Step 4: Calculate the critical value for a 95% confidence level. Since we have a relatively small sample size (n<30) and the population is assumed to be normally distributed (more on this in the assumptions), we can use a t-distribution instead of the normal distribution. For a 95% confidence level with 9 degrees of freedom (n-1), the t-critical value is approximately 2.262.

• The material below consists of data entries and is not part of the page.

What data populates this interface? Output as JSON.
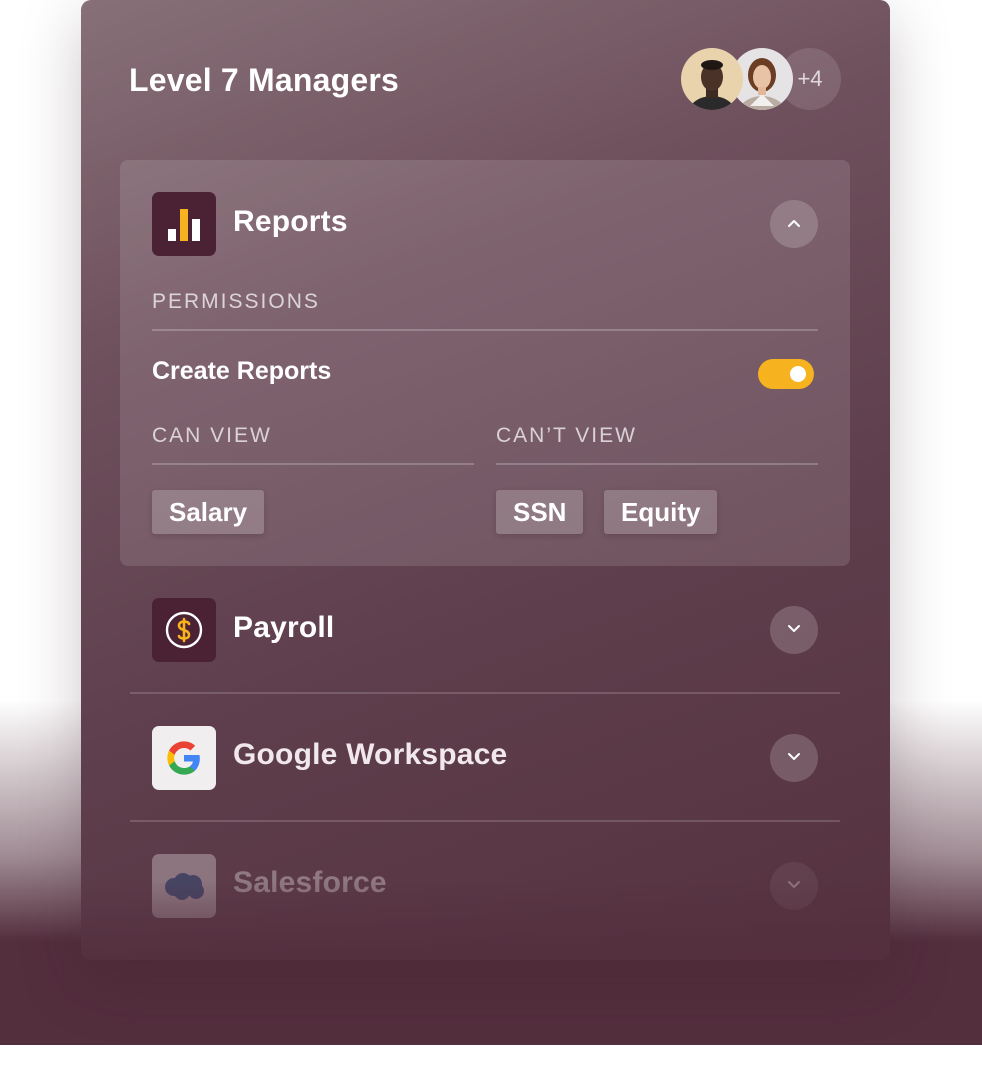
{
  "group": {
    "title": "Level 7 Managers",
    "more_members": "+4"
  },
  "apps": [
    {
      "name": "Reports",
      "icon": "bar-chart-icon",
      "expanded": true,
      "permissions_label": "PERMISSIONS",
      "permission": {
        "label": "Create Reports",
        "enabled": true
      },
      "can_view_label": "CAN VIEW",
      "cant_view_label": "CAN’T VIEW",
      "can_view": [
        "Salary"
      ],
      "cant_view": [
        "SSN",
        "Equity"
      ]
    },
    {
      "name": "Payroll",
      "icon": "dollar-icon",
      "expanded": false
    },
    {
      "name": "Google Workspace",
      "icon": "google-icon",
      "expanded": false
    },
    {
      "name": "Salesforce",
      "icon": "salesforce-icon",
      "expanded": false
    }
  ],
  "colors": {
    "accent": "#f6b21f",
    "panel": "#5f3f4d",
    "icon_bg": "#4a2233"
  }
}
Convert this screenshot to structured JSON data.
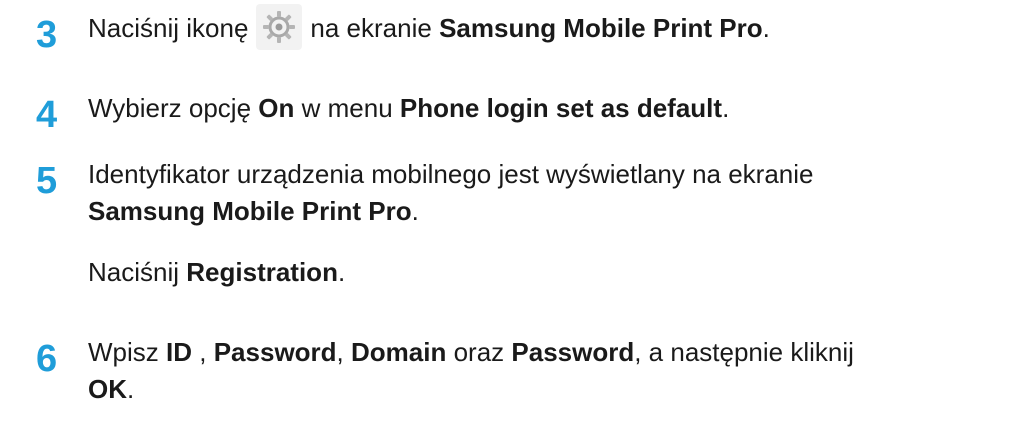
{
  "accent_color": "#1f9dd9",
  "steps": [
    {
      "number": "3",
      "t1": "Naciśnij ikonę",
      "t2": "na ekranie",
      "b1": "Samsung Mobile Print Pro",
      "t3": ".",
      "icon": "gear-icon"
    },
    {
      "number": "4",
      "t1": "Wybierz opcję",
      "b1": "On",
      "t2": "w menu",
      "b2": "Phone login set as default",
      "t3": "."
    },
    {
      "number": "5",
      "t1": "Identyfikator urządzenia mobilnego jest wyświetlany na ekranie",
      "b1": "Samsung Mobile Print Pro",
      "t2": ".",
      "sub_t1": "Naciśnij",
      "sub_b1": "Registration",
      "sub_t2": "."
    },
    {
      "number": "6",
      "t1": "Wpisz",
      "b1": "ID",
      "t2": ",",
      "b2": "Password",
      "t3": ",",
      "b3": "Domain",
      "t4": "oraz",
      "b4": "Password",
      "t5": ", a następnie kliknij",
      "b5": "OK",
      "t6": "."
    }
  ]
}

Step 5: Calculate the margin of error (E) using the formula:

E = t * (s / √n)

E = 2.262 * (5.33 / √10) ≈ 3.57

Step 6: Calculate the lower and upper bounds of the confidence interval:

Lower bound = x̄ - E = 14.7 - 3.57 ≈ 11.13
Upper bound = x̄ + E = 14.7 + 3.57 ≈ 18.27

Therefore, the 95% confidence interval for the mean length of all term papers is roughly 11.13 to 18.27 pages. This means that we are 95% confident that the true population mean length of all papers falls within this interval.

Assumptions:
1. The sample is a random sample from the population of all term papers.
2. The term paper lengths are measured on a continuous scale.
3. The data are independent of each other.
4. The population of term paper lengths is approximately normally distributed. To check this assumption, we can construct a histogram or a probability plot of the data and visually inspect for a bell-shaped curve. Alternatively, we can perform a normality test such as the Shapiro-Wilk test or the Anderson-Darling test. If the assumption of normality is violated, alternative methods like bootstrapping or non-parametric tests may be considered.